Il s’intéresse à la philosophie des gens de Calabre : « Ce qui est l’antipode ce pays, c’est le ton dégoûté de la vie, dont, parmi nous, le René de M. de Chateaubriand a été à la fois la copie et le modèle. Ces gens-ci tiennent pour certain qu’à moins de circonstances proclamées extraordinaires, par le cri public de tout un pays, le degré de bonheur est à peu près le même dans toutes les situations de la vie. Il y a au fond de cette modération une grande défiance du destin, provenant peut-être de la méchanceté des gouvernements. ». Quelques pages plus tard, il décrit les méfaits de la troupe de l’Indépendance en Calabre et aux Pouilles ; on a l’impression d’assister à la naissance de la Mafia, ou plutôt de la Ndrangheta ou la Sacra Corona Unita. 

Et il s’interroge : « Nous ne sommes plus assez heureux pour demander le beau ; nous ne désirons, pour le moment, que l’utile.
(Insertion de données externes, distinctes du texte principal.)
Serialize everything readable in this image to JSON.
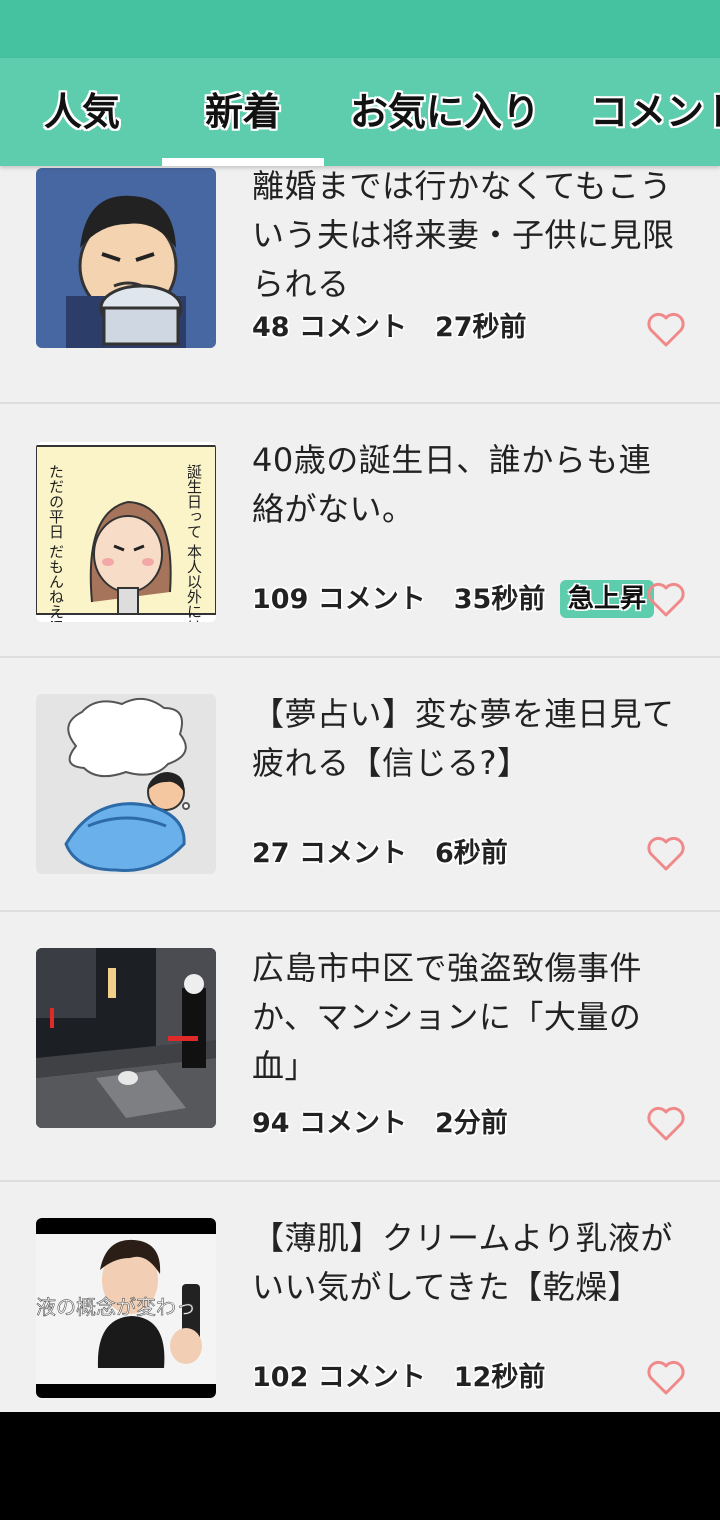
{
  "tabs": [
    {
      "label": "人気"
    },
    {
      "label": "新着"
    },
    {
      "label": "お気に入り"
    },
    {
      "label": "コメント"
    }
  ],
  "active_tab": "新着",
  "theme": {
    "accent": "#5dcdae",
    "status_bar": "#45c3a1",
    "heart": "#f08a8a"
  },
  "items": [
    {
      "title": "離婚までは行かなくてもこういう夫は将来妻・子供に見限られる",
      "comments": "48 コメント",
      "time": "27秒前",
      "badge": ""
    },
    {
      "title": "40歳の誕生日、誰からも連絡がない。",
      "comments": "109 コメント",
      "time": "35秒前",
      "badge": "急上昇"
    },
    {
      "title": "【夢占い】変な夢を連日見て疲れる【信じる?】",
      "comments": "27 コメント",
      "time": "6秒前",
      "badge": ""
    },
    {
      "title": "広島市中区で強盗致傷事件か、マンションに「大量の血」",
      "comments": "94 コメント",
      "time": "2分前",
      "badge": ""
    },
    {
      "title": "【薄肌】クリームより乳液がいい気がしてきた【乾燥】",
      "comments": "102 コメント",
      "time": "12秒前",
      "badge": ""
    }
  ],
  "thumb_text": {
    "manga_caption_right": "誕生日って 本人以外には",
    "manga_caption_left": "ただの平日 だもんねえ!",
    "video_caption": "液の概念が変わっ"
  },
  "icons": {
    "favorite": "heart-outline-icon"
  }
}
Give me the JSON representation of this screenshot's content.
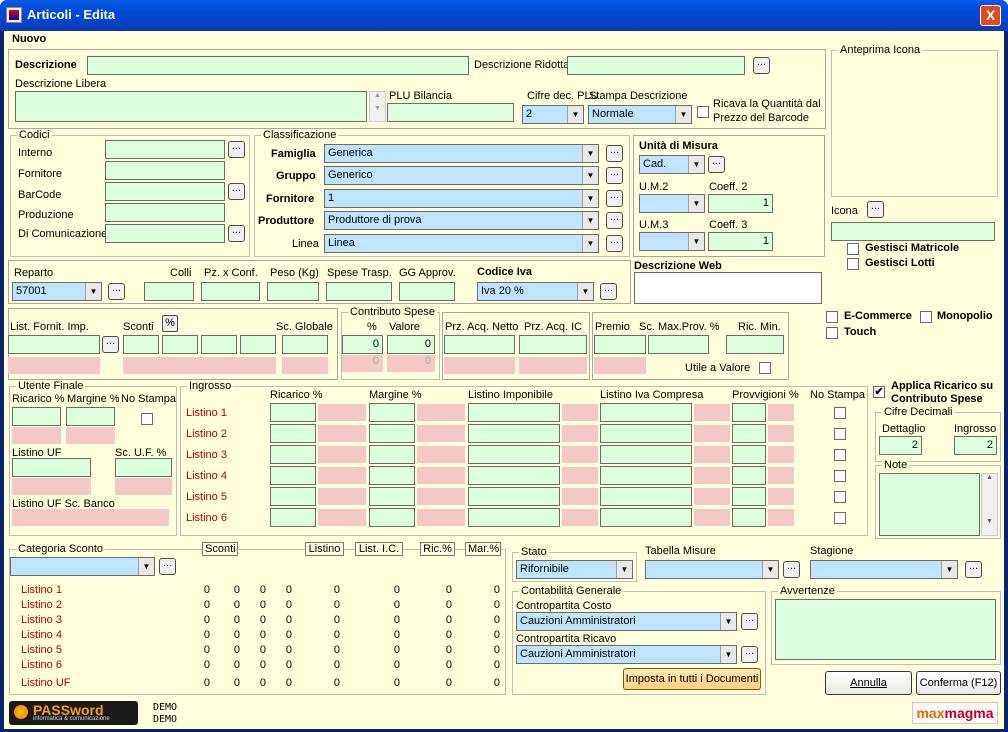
{
  "window": {
    "title": "Articoli - Edita",
    "close_glyph": "X"
  },
  "header": {
    "mode": "Nuovo"
  },
  "descr": {
    "descrizione": "Descrizione",
    "descrizione_ridotta": "Descrizione Ridotta",
    "descrizione_libera": "Descrizione Libera",
    "plu_bilancia": "PLU Bilancia",
    "cifre_dec_plu": "Cifre dec. PLU",
    "cifre_dec_plu_value": "2",
    "stampa_descrizione": "Stampa Descrizione",
    "stampa_descrizione_value": "Normale",
    "ricava_line1": "Ricava la Quantità dal",
    "ricava_line2": "Prezzo del Barcode"
  },
  "anteprima": {
    "title": "Anteprima Icona",
    "icona": "Icona",
    "gestisci_matricole": "Gestisci Matricole",
    "gestisci_lotti": "Gestisci Lotti"
  },
  "codici": {
    "title": "Codici",
    "interno": "Interno",
    "fornitore": "Fornitore",
    "barcode": "BarCode",
    "produzione": "Produzione",
    "di_comunicazione": "Di Comunicazione"
  },
  "classificazione": {
    "title": "Classificazione",
    "famiglia": "Famiglia",
    "famiglia_value": "Generica",
    "gruppo": "Gruppo",
    "gruppo_value": "Generico",
    "fornitore": "Fornitore",
    "fornitore_value": "1",
    "produttore": "Produttore",
    "produttore_value": "Produttore di prova",
    "linea": "Linea",
    "linea_value": "Linea"
  },
  "um": {
    "title": "Unità di Misura",
    "um_value": "Cad.",
    "um2": "U.M.2",
    "coeff2": "Coeff. 2",
    "coeff2_value": "1",
    "um3": "U.M.3",
    "coeff3": "Coeff. 3",
    "coeff3_value": "1"
  },
  "reparto": {
    "reparto": "Reparto",
    "reparto_value": "57001",
    "colli": "Colli",
    "pz_conf": "Pz. x Conf.",
    "peso": "Peso (Kg)",
    "spese_trasp": "Spese Trasp.",
    "gg_approv": "GG Approv.",
    "codice_iva": "Codice Iva",
    "codice_iva_value": "Iva 20 %"
  },
  "web": {
    "descrizione_web": "Descrizione Web",
    "ecommerce": "E-Commerce",
    "monopolio": "Monopolio",
    "touch": "Touch"
  },
  "listino": {
    "list_fornit_imp": "List. Fornit. Imp.",
    "sconti": "Sconti",
    "pct_btn": "%",
    "sc_globale": "Sc. Globale",
    "contributo_spese": "Contributo Spese",
    "pct": "%",
    "valore": "Valore",
    "contrib_pct_value": "0",
    "contrib_valore_value": "0",
    "contrib_pct_sub": "0",
    "contrib_valore_sub": "0",
    "prz_acq_netto": "Prz. Acq. Netto",
    "prz_acq_ic": "Prz. Acq. IC",
    "premio": "Premio",
    "sc_max_prov": "Sc. Max.Prov. %",
    "ric_min": "Ric. Min.",
    "utile_a_valore": "Utile a Valore"
  },
  "utente_finale": {
    "title": "Utente Finale",
    "ricarico": "Ricarico %",
    "margine": "Margine %",
    "no_stampa": "No Stampa",
    "listino_uf": "Listino UF",
    "sc_uf": "Sc. U.F. %",
    "listino_uf_sc_banco": "Listino UF Sc. Banco"
  },
  "ingrosso": {
    "title": "Ingrosso",
    "ricarico": "Ricarico %",
    "margine": "Margine %",
    "listino_imponibile": "Listino Imponibile",
    "listino_iva_compresa": "Listino Iva Compresa",
    "provvigioni": "Provvigioni %",
    "no_stampa": "No Stampa",
    "rows": [
      "Listino 1",
      "Listino 2",
      "Listino 3",
      "Listino 4",
      "Listino 5",
      "Listino 6"
    ]
  },
  "applica": {
    "line1": "Applica Ricarico su",
    "line2": "Contributo Spese",
    "checked_glyph": "✔"
  },
  "cifre_decimali": {
    "title": "Cifre Decimali",
    "dettaglio": "Dettaglio",
    "dettaglio_value": "2",
    "ingrosso": "Ingrosso",
    "ingrosso_value": "2"
  },
  "note": {
    "title": "Note"
  },
  "categoria_sconto": {
    "title": "Categoria Sconto",
    "sconti": "Sconti",
    "listino": "Listino",
    "list_ic": "List. I.C.",
    "ric": "Ric.%",
    "mar": "Mar.%",
    "rows": [
      {
        "name": "Listino 1",
        "s1": "0",
        "s2": "0",
        "s3": "0",
        "s4": "0",
        "listino": "0",
        "list_ic": "0",
        "ric": "0",
        "mar": "0"
      },
      {
        "name": "Listino 2",
        "s1": "0",
        "s2": "0",
        "s3": "0",
        "s4": "0",
        "listino": "0",
        "list_ic": "0",
        "ric": "0",
        "mar": "0"
      },
      {
        "name": "Listino 3",
        "s1": "0",
        "s2": "0",
        "s3": "0",
        "s4": "0",
        "listino": "0",
        "list_ic": "0",
        "ric": "0",
        "mar": "0"
      },
      {
        "name": "Listino 4",
        "s1": "0",
        "s2": "0",
        "s3": "0",
        "s4": "0",
        "listino": "0",
        "list_ic": "0",
        "ric": "0",
        "mar": "0"
      },
      {
        "name": "Listino 5",
        "s1": "0",
        "s2": "0",
        "s3": "0",
        "s4": "0",
        "listino": "0",
        "list_ic": "0",
        "ric": "0",
        "mar": "0"
      },
      {
        "name": "Listino 6",
        "s1": "0",
        "s2": "0",
        "s3": "0",
        "s4": "0",
        "listino": "0",
        "list_ic": "0",
        "ric": "0",
        "mar": "0"
      },
      {
        "name": "Listino UF",
        "s1": "0",
        "s2": "0",
        "s3": "0",
        "s4": "0",
        "listino": "0",
        "list_ic": "0",
        "ric": "0",
        "mar": "0"
      }
    ]
  },
  "stato": {
    "title": "Stato",
    "value": "Rifornibile",
    "tabella_misure": "Tabella Misure",
    "stagione": "Stagione"
  },
  "contabilita": {
    "title": "Contabilità Generale",
    "contropartita_costo": "Contropartita Costo",
    "costo_value": "Cauzioni Amministratori",
    "contropartita_ricavo": "Contropartita Ricavo",
    "ricavo_value": "Cauzioni Amministratori",
    "imposta": "Imposta in tutti i Documenti"
  },
  "avvertenze": {
    "title": "Avvertenze"
  },
  "footer": {
    "logo_main": "PASSword",
    "logo_sub": "informatica & comunicazione",
    "demo1": "DEMO",
    "demo2": "DEMO",
    "annulla": "Annulla",
    "conferma": "Conferma (F12)",
    "brand_max": "max",
    "brand_magma": "magma"
  },
  "glyphs": {
    "dots": "...",
    "arrow_down": "▼",
    "arrow_up": "▲"
  },
  "colors": {
    "field_green": "#dcffdc",
    "combo_blue": "#bee4ff",
    "panel_yellow": "#ffffdb",
    "pink": "#f5c8c8",
    "title_blue": "#0249d4"
  }
}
La société va passer je ne sais combien de siècles à la chasse de l’utile. »

Rome

Il découvre Saint-Pierre, ce qui lui plaît beaucoup. Il compare toujours les Italiens aux Français : « il y a des fortunes différentes, mais il n’y a pas de mœurs différentes. Tous les Italiens parlent des mêmes choses, chacun suivant son esprit… ». Comme toujours, Stendhal saisit tout de suite l’esprit de l’endroit, et sans fioritures ennuyeuses : « Tout est décadence ici, tout est souvenir, tout est mort. ». Et il ajoute : « La vie active est à Londres et à Paris. » ; « ce séjour tend affaiblir l’âme, à la plonger dans la stupeur ; jamais d’effort, jamais d’énergie, rien ne va vite. », et de façon surprenante : « Ma foi, j’aime mieux la vie active du Nord, et le mauvais goût de nos baraques. ». Et ceci lui inspire les mêmes réflexions : « Je désespère des arts depuis que nous marchons vers le gouvernement de l’opinion, parce que, dans toutes les circonstances possibles, ce sera toujours une absurdité que de bâtir Saint-Pierre. ». Stendhal a un sursaut amusant quand quelqu’un se lamente de ce que François Ier n’ait pas fait la France protestante : « nous fussions devenus tristes et raisonnables comme des Genevois. Plus de Lettres Persanes, plus de Voltaire, surtout plus de Beaumarchais ! »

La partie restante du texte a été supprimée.